Libri e dintorni Il poeta e narratore romano Daniele Mencarelli incontra giovedì 18 aprile alle 20,45 il pubblico al teatro Mons. Tomasini di Clusone. Ingresso libero con green pass rafforzato.

Lo scrittore Mencarelli ospite alla «scuola per genitori» di Clusone
Lo scrittore e poeta Daniele Mencarelli giovedì 18 aprile a teatro Tomasini di Clusone

La trilogia composta dai romanzi «La casa degli sguardi», «Tutto chiede salvezza» e «Sempre tornare», pubblicati da Mondadori, ha portato Daniele Mencarelli a imporsi all’attenzione del pubblico e dei lettori.
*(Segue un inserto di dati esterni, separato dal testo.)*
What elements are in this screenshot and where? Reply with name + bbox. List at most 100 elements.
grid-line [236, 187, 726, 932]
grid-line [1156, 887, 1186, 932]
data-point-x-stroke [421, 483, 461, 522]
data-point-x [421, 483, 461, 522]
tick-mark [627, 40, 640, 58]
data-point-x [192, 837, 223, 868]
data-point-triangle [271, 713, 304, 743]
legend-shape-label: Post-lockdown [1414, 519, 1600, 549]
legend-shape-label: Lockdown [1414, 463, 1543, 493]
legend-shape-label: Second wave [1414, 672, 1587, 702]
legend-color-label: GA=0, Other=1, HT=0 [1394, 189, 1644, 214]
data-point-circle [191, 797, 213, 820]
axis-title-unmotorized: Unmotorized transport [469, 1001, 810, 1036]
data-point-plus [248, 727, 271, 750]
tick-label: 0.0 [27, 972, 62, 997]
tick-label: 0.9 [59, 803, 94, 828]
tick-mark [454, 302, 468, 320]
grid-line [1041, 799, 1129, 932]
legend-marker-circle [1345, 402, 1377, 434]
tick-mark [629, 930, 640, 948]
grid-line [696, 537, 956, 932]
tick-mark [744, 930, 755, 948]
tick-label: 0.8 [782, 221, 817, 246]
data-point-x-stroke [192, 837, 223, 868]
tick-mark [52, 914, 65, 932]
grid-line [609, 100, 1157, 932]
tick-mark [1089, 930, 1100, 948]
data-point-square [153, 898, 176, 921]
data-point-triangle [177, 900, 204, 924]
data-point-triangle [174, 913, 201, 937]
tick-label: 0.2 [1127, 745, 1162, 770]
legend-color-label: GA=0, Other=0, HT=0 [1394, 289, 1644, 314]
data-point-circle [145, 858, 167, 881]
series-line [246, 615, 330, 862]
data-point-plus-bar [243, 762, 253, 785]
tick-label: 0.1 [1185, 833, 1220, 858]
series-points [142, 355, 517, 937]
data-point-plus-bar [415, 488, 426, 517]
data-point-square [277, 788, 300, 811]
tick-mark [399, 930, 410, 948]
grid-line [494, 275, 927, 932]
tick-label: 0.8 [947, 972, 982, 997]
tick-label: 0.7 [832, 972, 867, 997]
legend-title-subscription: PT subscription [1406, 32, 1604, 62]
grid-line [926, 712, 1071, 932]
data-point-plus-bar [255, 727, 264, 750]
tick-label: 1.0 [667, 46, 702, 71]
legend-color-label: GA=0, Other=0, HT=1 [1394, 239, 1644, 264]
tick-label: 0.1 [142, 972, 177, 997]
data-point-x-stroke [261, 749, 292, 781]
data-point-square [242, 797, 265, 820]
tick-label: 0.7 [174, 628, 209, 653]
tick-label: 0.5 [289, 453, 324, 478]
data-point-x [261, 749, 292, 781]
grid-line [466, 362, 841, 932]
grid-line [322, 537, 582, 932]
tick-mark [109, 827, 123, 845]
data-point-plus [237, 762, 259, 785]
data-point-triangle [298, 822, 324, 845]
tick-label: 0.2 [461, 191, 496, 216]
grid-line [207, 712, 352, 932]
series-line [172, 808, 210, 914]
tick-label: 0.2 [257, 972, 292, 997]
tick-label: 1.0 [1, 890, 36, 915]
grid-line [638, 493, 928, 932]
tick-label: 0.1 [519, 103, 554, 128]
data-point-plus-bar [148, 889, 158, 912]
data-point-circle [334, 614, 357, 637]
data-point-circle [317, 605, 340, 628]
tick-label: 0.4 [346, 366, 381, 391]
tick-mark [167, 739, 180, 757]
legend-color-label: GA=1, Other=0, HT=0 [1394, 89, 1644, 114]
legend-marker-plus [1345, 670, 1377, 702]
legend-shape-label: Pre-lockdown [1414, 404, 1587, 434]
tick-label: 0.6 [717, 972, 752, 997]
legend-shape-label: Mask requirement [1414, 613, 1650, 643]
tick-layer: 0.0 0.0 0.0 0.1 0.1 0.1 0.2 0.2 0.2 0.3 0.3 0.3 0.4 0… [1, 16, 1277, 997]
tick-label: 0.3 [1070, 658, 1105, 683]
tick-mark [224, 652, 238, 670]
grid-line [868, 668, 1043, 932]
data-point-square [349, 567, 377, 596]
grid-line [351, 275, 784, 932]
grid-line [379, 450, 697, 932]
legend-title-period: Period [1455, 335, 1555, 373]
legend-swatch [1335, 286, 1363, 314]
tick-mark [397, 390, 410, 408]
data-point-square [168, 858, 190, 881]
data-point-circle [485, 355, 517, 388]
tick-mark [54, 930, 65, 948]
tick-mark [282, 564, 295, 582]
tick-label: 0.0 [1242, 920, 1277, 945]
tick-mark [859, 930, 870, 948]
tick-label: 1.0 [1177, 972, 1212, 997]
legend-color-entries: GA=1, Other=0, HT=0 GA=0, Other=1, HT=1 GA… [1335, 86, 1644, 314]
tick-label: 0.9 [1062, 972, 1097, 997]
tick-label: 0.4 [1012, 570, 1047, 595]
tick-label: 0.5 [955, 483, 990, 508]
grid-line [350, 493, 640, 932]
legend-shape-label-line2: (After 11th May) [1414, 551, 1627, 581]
Vincitore di numerosi premi (tra cui John Fante Opera Prima, Severino Cesari, Strega Giovani), lo scrittore ha scelto come protagonista di queste sue opere il figlio problematico, psichiatrico e dipendente da varie sostanze, di una coppia di genitori come ce ne sono tanti: più o meno presenti, più o meno attenti, sufficientemente buoni come li vorrebbe la celebre definizione dello psicologo Donald Winnicott.

Grazie alla capacità di ricreare il dialogo costante tra figli padri e madri, Mencarelli è invitato oggi a intervenire nelle «scuole per genitori», come farà giovedì 28 aprile a Clusone ospite dell’Associazione genitori dell’Istituto Vest.

«Da sempre – racconta l’autore romano - come poeta e come individuo sono attratto dalla conoscenza di quella forma d’amore che mi piace definire verticale, che deriva dalla consanguineità e che non passa attraverso l’eros: è per me la forma d’amore più resistente. I ruoli e le funzioni si ribaltano costantemente: ognuno nasce figlio, diventa genitore, da adulto si rende padre o madre dei propri genitori che, bisognosi di cure e assistenza, tornano figli».

L’altro fil rouge che attraversa i tre romanzi di Mencarelli «è quello dell’origine: ciascuno diventa quel che è partendo dall’ambiente sociale, culturale ed economico in cui nasce e cresce, ricevendo un vantaggio affettivo e relazionale rispetto agli altri. Chi questa fortuna non l’avuta deve lavorare e faticare per affrancarsi da un’origine che non gli è stata».